After reading the Max Perkins biography I knew that I wanted to read at least one of Fitzgerald's works.
I'm pretty sure I was supposed to read it in high school, but actually did not. There's an excellent chance I just read the Cliffs Notes, and probably not all the way through. I really missed out.
I knew the basics of the story, so no big surprises.
But the way Fitzgerald builds the tension between the Buchanan's, the narrator Nick Carraway, and Gatsby himself, drew me in. Each chapter made you want to continue even more so than the last.
And the climactic chapter - the longest in the book - when Daisy (with Gatsby riding shotgun in his fancy yellow car) accidentally kill his mistress is a masterpiece. It arrived earlier than I expected (Chapter seven of nine), so it caught me off guard a little.

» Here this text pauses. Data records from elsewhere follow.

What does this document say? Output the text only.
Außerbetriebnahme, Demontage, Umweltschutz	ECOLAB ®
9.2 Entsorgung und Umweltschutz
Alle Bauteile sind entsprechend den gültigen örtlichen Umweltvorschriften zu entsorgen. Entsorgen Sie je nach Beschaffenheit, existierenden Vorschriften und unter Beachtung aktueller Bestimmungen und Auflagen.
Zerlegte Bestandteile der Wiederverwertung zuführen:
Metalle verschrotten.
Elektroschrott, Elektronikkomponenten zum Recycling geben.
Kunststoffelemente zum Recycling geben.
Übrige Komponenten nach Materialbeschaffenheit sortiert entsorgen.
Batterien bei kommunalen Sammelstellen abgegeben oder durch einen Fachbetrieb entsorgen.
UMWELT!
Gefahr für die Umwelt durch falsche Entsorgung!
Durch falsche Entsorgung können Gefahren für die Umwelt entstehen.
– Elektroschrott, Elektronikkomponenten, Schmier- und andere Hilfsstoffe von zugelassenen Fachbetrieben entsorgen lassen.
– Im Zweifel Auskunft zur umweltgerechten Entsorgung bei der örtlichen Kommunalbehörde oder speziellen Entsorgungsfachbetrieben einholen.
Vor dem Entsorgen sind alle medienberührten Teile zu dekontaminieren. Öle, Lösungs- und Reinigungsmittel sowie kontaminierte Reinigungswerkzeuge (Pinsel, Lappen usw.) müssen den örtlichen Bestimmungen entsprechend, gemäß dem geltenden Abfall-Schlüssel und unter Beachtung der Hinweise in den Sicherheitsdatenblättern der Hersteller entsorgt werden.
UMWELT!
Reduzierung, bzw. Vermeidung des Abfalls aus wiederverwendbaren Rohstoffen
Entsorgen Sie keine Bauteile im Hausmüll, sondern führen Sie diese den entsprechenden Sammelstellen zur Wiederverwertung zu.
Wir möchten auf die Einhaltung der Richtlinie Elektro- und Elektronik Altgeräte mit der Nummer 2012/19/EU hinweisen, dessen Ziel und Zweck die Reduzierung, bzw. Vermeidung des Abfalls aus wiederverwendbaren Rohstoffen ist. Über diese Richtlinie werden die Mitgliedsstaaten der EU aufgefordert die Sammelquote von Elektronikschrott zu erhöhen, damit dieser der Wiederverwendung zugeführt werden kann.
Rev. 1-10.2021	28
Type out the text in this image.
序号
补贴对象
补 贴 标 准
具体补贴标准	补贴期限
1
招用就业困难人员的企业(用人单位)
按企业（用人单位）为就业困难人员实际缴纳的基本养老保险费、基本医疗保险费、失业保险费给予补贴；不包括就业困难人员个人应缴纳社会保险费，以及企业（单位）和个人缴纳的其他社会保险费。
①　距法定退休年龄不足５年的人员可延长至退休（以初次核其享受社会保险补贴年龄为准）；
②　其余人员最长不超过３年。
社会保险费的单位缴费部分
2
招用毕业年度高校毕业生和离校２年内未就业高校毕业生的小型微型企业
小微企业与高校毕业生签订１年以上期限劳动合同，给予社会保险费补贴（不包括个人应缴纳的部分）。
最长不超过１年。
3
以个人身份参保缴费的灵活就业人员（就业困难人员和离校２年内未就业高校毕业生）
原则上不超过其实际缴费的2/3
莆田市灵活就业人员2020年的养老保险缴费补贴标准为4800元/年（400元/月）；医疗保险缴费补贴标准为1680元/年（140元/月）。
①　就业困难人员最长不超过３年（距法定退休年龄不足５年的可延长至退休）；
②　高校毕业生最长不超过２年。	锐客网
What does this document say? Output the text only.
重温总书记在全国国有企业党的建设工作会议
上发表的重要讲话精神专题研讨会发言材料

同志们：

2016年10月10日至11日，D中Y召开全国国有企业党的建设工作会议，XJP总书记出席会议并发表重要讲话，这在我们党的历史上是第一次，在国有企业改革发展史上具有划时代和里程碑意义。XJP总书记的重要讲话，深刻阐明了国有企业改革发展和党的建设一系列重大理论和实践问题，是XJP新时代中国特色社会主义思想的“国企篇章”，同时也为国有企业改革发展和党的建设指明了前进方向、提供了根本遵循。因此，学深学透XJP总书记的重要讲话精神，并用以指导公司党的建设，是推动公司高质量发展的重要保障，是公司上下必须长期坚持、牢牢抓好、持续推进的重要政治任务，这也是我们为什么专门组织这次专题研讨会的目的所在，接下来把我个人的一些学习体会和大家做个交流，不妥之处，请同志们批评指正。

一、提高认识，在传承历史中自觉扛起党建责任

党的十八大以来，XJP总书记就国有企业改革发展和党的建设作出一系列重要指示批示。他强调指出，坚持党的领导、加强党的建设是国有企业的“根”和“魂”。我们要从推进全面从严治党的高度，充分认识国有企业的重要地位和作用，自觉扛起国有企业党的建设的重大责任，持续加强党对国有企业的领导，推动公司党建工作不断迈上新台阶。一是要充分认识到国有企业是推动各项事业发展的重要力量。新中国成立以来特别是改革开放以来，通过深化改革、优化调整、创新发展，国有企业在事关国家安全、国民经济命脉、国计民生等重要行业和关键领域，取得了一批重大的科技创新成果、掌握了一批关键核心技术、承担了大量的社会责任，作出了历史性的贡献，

Who exactly is the villain in the story? That's what interested me. It seems that the entire story is setting Gatsby up as the villain. His secret past. Unexplained wealth. The rumors that surround him. He must be the bad guy, right?
But what unfolds is that Tom and Daisy Buchanan are really the bad apples. They both use other people to get what they want. They're both involved in affairs. They both look down on everyone else. They have no sense of remorse. Daisy has seemingly no problem abandoning poor Gatsby.
And the final scene at Gatsby's funeral, how sad. The man who entertained Long Island at great trouble and expense. No one could even both to show up at his funeral. It really makes you think about true friendships vs. fake friendships.
Great stuff. I'm glad I finally read it through to the end.